BREAK IN TRANSCRIPT
Mr. MILLER of North Carolina. Madam Chair, I hate to be the only one at the campfire not singing ``Kumbaya,'' but I do part company with my President and with the ranking Democrat on the Financial Services Committee in their support for this bill.
I do fear that if we cut back on the transparency and we cut back on the investor protections, it really is only going to take one or two well-publicized cases of investors losing their shirts, losing their retirement savings because they got defaulted for small business capital to dry up, to get harder to come by instead of easier to come by.
But I do agree that governments should not go to great lengths to protect people who really can fend for themselves, who are more sophisticated, and who really knowingly decide that they do not want protections.

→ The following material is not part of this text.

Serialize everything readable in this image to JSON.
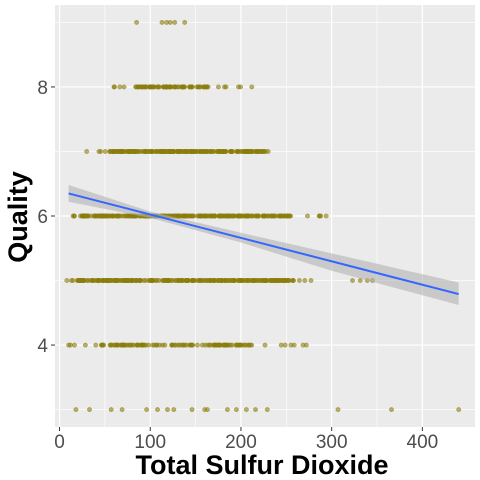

This amendment increases the exception from SEC registration to 2,000 investors, provided that no more than 500 are not accredited investors. I think the importance of accredited investors, or their sophistication, may well be overstated. But they are, in fact, people who have well more than the net worth of most Americans. They have a net worth of $1 million, without consideration of equity in their home, which used to be more than it is now; or have an income of $200,000, annual income of $200,000 for an individual or $300,000 for a couple.
More important, they actually have to fill out a form to ask to be an accredited investor. They have to opt in. They have to decide that they do want to be outside of some of the protections of the SEC. So this will limit some of the effect of the bill to investors who are somewhat more able to fend for themselves, are somewhat more sophisticated, and are more able to take a loss in investing in a small business that may be a greater risk of an investment, an investment which may be more of a risk but may also promise more reward.